Flywheels - whichever way you go, it'll have to be balanced with the new pressure plate and you'll notice a new vibration once installed. Using a heavier clutch plate would be of benefit if you were using a boat ramp or something, but when you're towing a race car the places you normally get into aren't as steep, so you probably won't work it hard. That said, of course, you may as well go the better gear while you're changing it.

Some soot is normal. Soot levels are not only influenced by the fuel quality (try BP Ultimate Diesel if you can get it) but also by turbocharger efficiency (including actuator, solenoid and hose condition), MAFS cleanliness and your EGR. Blocking the EGR will see an instant soot reduction.

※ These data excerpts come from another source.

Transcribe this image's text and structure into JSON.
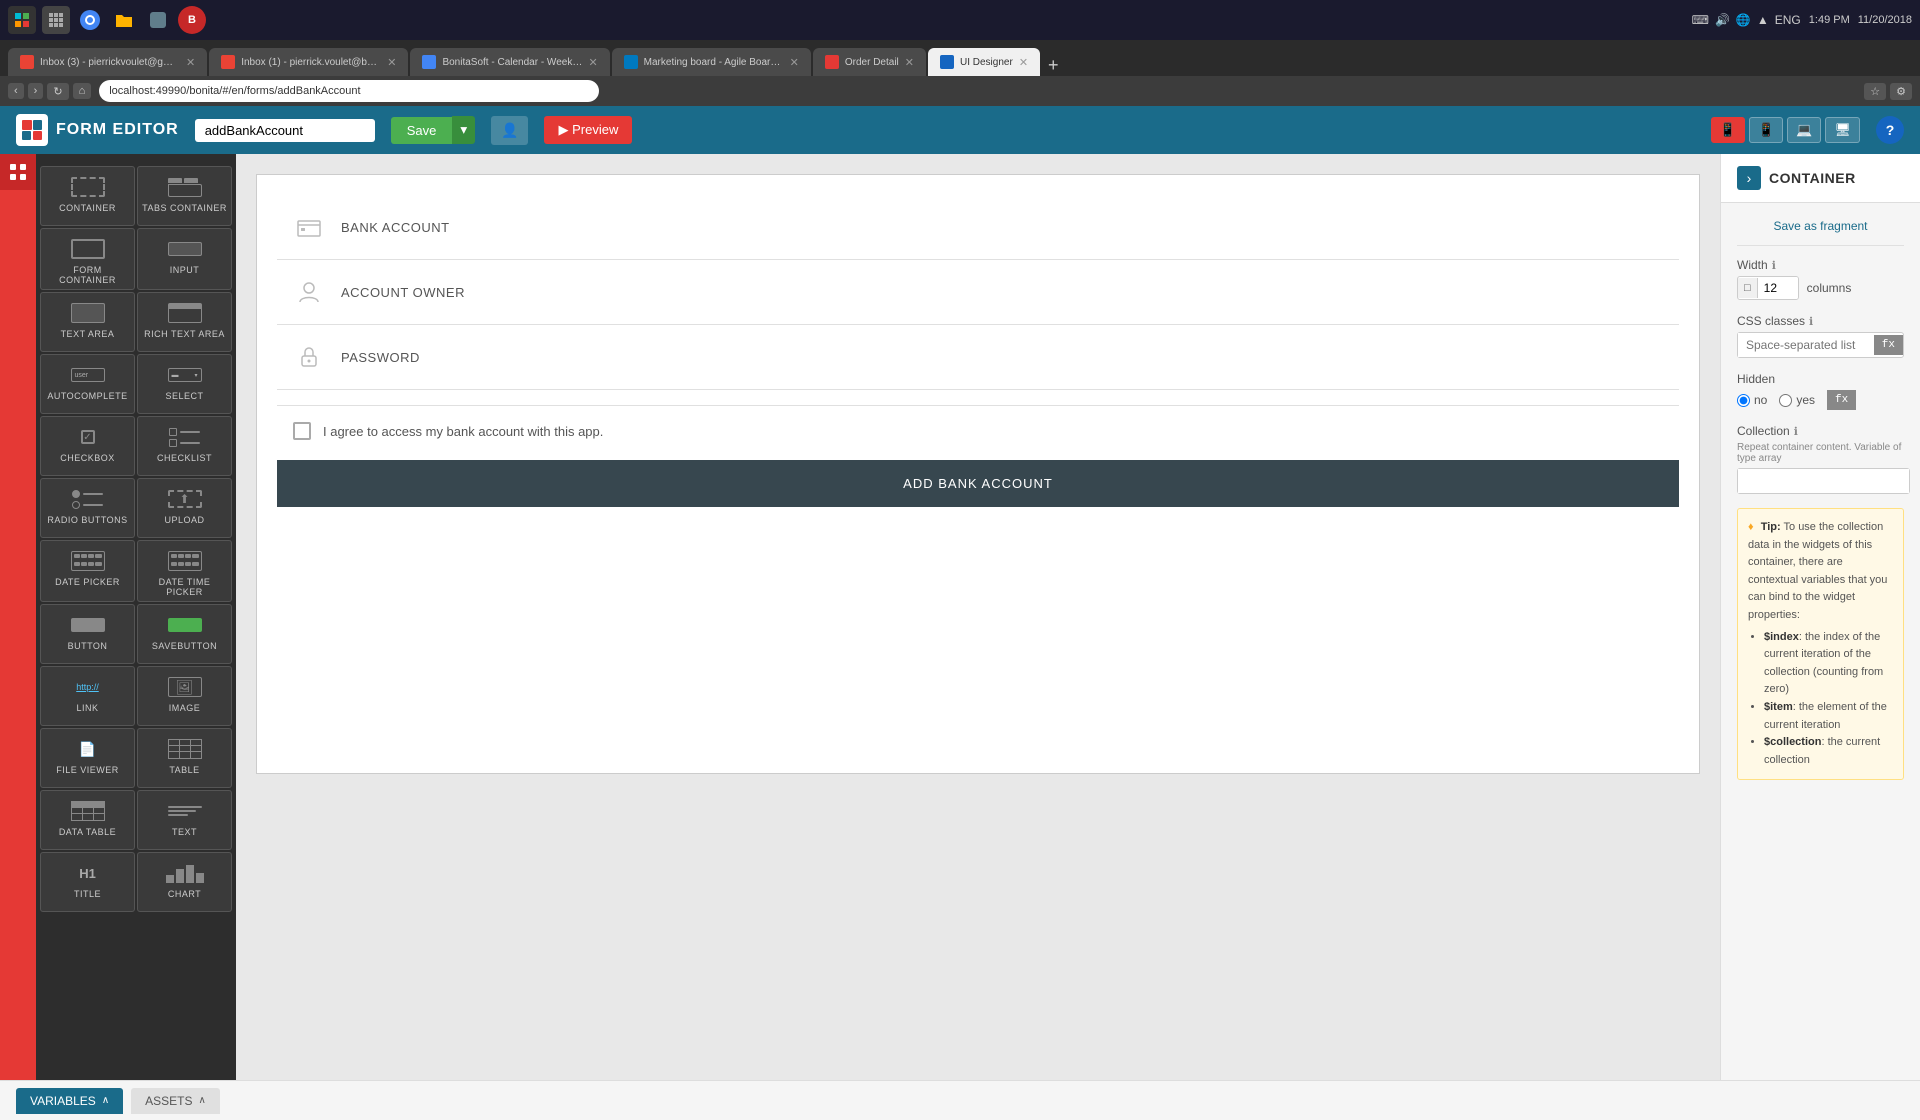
{
  "browser": {
    "address": "localhost:49990/bonita/#/en/forms/addBankAccount",
    "tabs": [
      {
        "id": "gmail1",
        "label": "Inbox (3) - pierrickvoulet@gmai...",
        "favicon": "gmail",
        "active": false
      },
      {
        "id": "gmail2",
        "label": "Inbox (1) - pierrick.voulet@boni...",
        "favicon": "gmail",
        "active": false
      },
      {
        "id": "bonita-cal",
        "label": "BonitaSoft - Calendar - Week of ...",
        "favicon": "bonita-cal",
        "active": false
      },
      {
        "id": "trello",
        "label": "Marketing board - Agile Board - ...",
        "favicon": "trello",
        "active": false
      },
      {
        "id": "order",
        "label": "Order Detail",
        "favicon": "order",
        "active": false
      },
      {
        "id": "ui-designer",
        "label": "UI Designer",
        "favicon": "ui-designer",
        "active": true
      }
    ]
  },
  "app": {
    "title": "FORM EDITOR",
    "form_name": "addBankAccount",
    "save_label": "Save",
    "preview_label": "▶ Preview"
  },
  "sidebar": {
    "widgets": [
      {
        "id": "container",
        "label": "CONTAINER",
        "type": "container"
      },
      {
        "id": "tabs-container",
        "label": "TABS CONTAINER",
        "type": "tabs"
      },
      {
        "id": "form-container",
        "label": "FORM CONTAINER",
        "type": "form-container"
      },
      {
        "id": "input",
        "label": "INPUT",
        "type": "input"
      },
      {
        "id": "text-area",
        "label": "TEXT AREA",
        "type": "textarea"
      },
      {
        "id": "rich-text-area",
        "label": "RICH TEXT AREA",
        "type": "rich-textarea"
      },
      {
        "id": "autocomplete",
        "label": "AUTOCOMPLETE",
        "type": "autocomplete"
      },
      {
        "id": "select",
        "label": "SELECT",
        "type": "select"
      },
      {
        "id": "checkbox",
        "label": "CHECKBOX",
        "type": "checkbox"
      },
      {
        "id": "checklist",
        "label": "CHECKLIST",
        "type": "checklist"
      },
      {
        "id": "radio-buttons",
        "label": "RADIO BUTTONS",
        "type": "radio"
      },
      {
        "id": "upload",
        "label": "UPLOAD",
        "type": "upload"
      },
      {
        "id": "date-picker",
        "label": "DATE PICKER",
        "type": "datepicker"
      },
      {
        "id": "date-time-picker",
        "label": "DATE TIME PICKER",
        "type": "datetimepicker"
      },
      {
        "id": "button",
        "label": "BUTTON",
        "type": "button"
      },
      {
        "id": "savebutton",
        "label": "SAVEBUTTON",
        "type": "savebutton"
      },
      {
        "id": "link",
        "label": "LINK",
        "type": "link"
      },
      {
        "id": "image",
        "label": "IMAGE",
        "type": "image"
      },
      {
        "id": "file-viewer",
        "label": "FILE VIEWER",
        "type": "fileviewer"
      },
      {
        "id": "table",
        "label": "TABLE",
        "type": "table"
      },
      {
        "id": "data-table",
        "label": "DATA TABLE",
        "type": "datatable"
      },
      {
        "id": "text",
        "label": "TEXT",
        "type": "text"
      },
      {
        "id": "title",
        "label": "TITLE",
        "type": "title"
      },
      {
        "id": "chart",
        "label": "CHART",
        "type": "chart"
      }
    ]
  },
  "canvas": {
    "fields": [
      {
        "id": "bank-account",
        "label": "BANK ACCOUNT",
        "icon": "bank"
      },
      {
        "id": "account-owner",
        "label": "ACCOUNT OWNER",
        "icon": "person"
      },
      {
        "id": "password",
        "label": "PASSWORD",
        "icon": "lock"
      }
    ],
    "checkbox_text": "I agree to access my bank account with this app.",
    "add_button_label": "ADD BANK ACCOUNT"
  },
  "right_panel": {
    "title": "CONTAINER",
    "save_fragment_label": "Save as fragment",
    "width_label": "Width",
    "width_value": "12",
    "columns_label": "columns",
    "css_classes_label": "CSS classes",
    "css_placeholder": "Space-separated list",
    "hidden_label": "Hidden",
    "hidden_no": "no",
    "hidden_yes": "yes",
    "collection_label": "Collection",
    "collection_description": "Repeat container content. Variable of type array",
    "binding_symbol": "fx",
    "tip_title": "Tip",
    "tip_text": "To use the collection data in the widgets of this container, there are contextual variables that you can bind to the widget properties:",
    "tip_items": [
      "$index: the index of the current iteration of the collection (counting from zero)",
      "$item: the element of the current iteration",
      "$collection: the current collection"
    ]
  },
  "bottom_bar": {
    "variables_tab": "VARIABLES",
    "assets_tab": "ASSETS"
  },
  "time": "1:49 PM",
  "date": "11/20/2018"
}
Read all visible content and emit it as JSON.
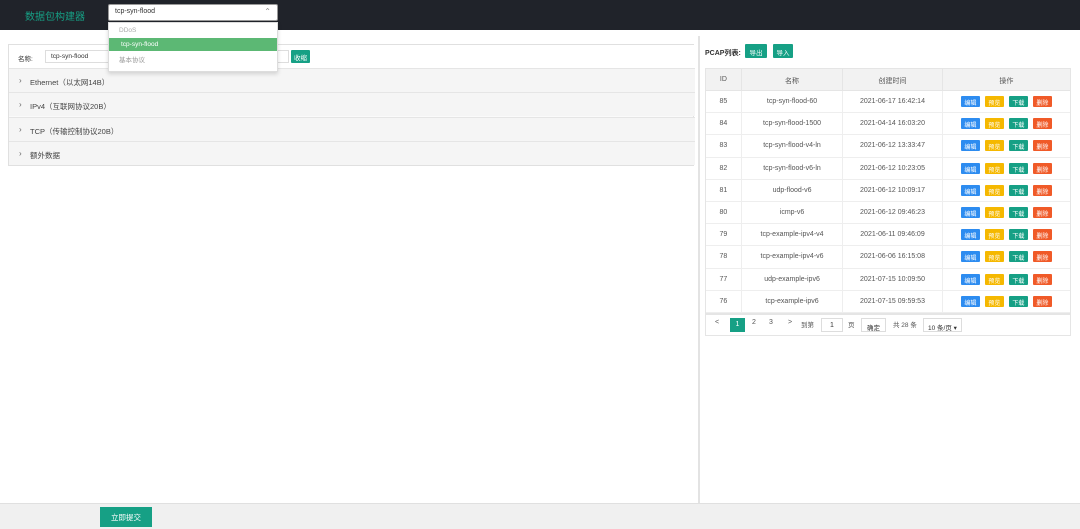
{
  "app": {
    "title": "数据包构建器"
  },
  "top_select": {
    "value": "tcp-syn-flood"
  },
  "dropdown": {
    "group1": "DDoS",
    "option1": "tcp-syn-flood",
    "group2": "基本协议"
  },
  "left": {
    "name_label": "名称:",
    "name_value": "tcp-syn-flood",
    "collapse_label": "收缩",
    "sections": [
      "Ethernet（以太网14B）",
      "IPv4（互联网协议20B）",
      "TCP（传输控制协议20B）",
      "额外数据"
    ]
  },
  "right": {
    "pcap_label": "PCAP列表:",
    "export_label": "导出",
    "import_label": "导入",
    "table": {
      "headers": [
        "ID",
        "名称",
        "创建时间",
        "操作"
      ],
      "rows": [
        {
          "id": "85",
          "name": "tcp-syn-flood-60",
          "time": "2021-06-17 16:42:14"
        },
        {
          "id": "84",
          "name": "tcp-syn-flood-1500",
          "time": "2021-04-14 16:03:20"
        },
        {
          "id": "83",
          "name": "tcp-syn-flood-v4-ln",
          "time": "2021-06-12 13:33:47"
        },
        {
          "id": "82",
          "name": "tcp-syn-flood-v6-ln",
          "time": "2021-06-12 10:23:05"
        },
        {
          "id": "81",
          "name": "udp-flood-v6",
          "time": "2021-06-12 10:09:17"
        },
        {
          "id": "80",
          "name": "icmp-v6",
          "time": "2021-06-12 09:46:23"
        },
        {
          "id": "79",
          "name": "tcp-example-ipv4-v4",
          "time": "2021-06-11 09:46:09"
        },
        {
          "id": "78",
          "name": "tcp-example-ipv4-v6",
          "time": "2021-06-06 16:15:08"
        },
        {
          "id": "77",
          "name": "udp-example-ipv6",
          "time": "2021-07-15 10:09:50"
        },
        {
          "id": "76",
          "name": "tcp-example-ipv6",
          "time": "2021-07-15 09:59:53"
        }
      ],
      "ops": {
        "edit": "编辑",
        "preview": "预览",
        "download": "下载",
        "delete": "删除"
      }
    },
    "pager": {
      "prev": "<",
      "pages": [
        "1",
        "2",
        "3"
      ],
      "current": "1",
      "next": ">",
      "goto_label": "到第",
      "goto_value": "1",
      "page_unit": "页",
      "confirm": "确定",
      "total": "共 28 条",
      "per_page": "10 条/页"
    }
  },
  "footer": {
    "submit_label": "立即提交"
  }
}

As for your clock ... mine's out, I never thought to bother adjusting it, but there might be a means of doing it. I'll do some light reading in the workshop manual and see if I can discover anything.
 
the yd25 double row timing chain is 1600. you can also buy or hire a couple of tools to make the job a bit easier if u dont have anything urself. its just a small puller to remove harmonic balancer and a bar to lock up the crank. the harmonic balancer bolt needs to be done up bullshit tight. they also do a solid flywheel conversion (dunno the costs of any of the clutch/flywheel) but will be getting a price soon as paul from yd25 knows his stuff when it comes to d40's. also like tony said do the egr blanking plate and its also a good idea to fit a oil catch can.
 
Jeez that's expensive for the timing chain kit, guess it has to be done but and I'm guessing they're the best of the best. Is it worth doing the water pump and oil pump at the same time? Also got a rough idea what one of their clutch and flywheel conversion kits cost?

Did the egr block, didn't change much. Clock seems to be holding time after continually resetting it 5 or so times.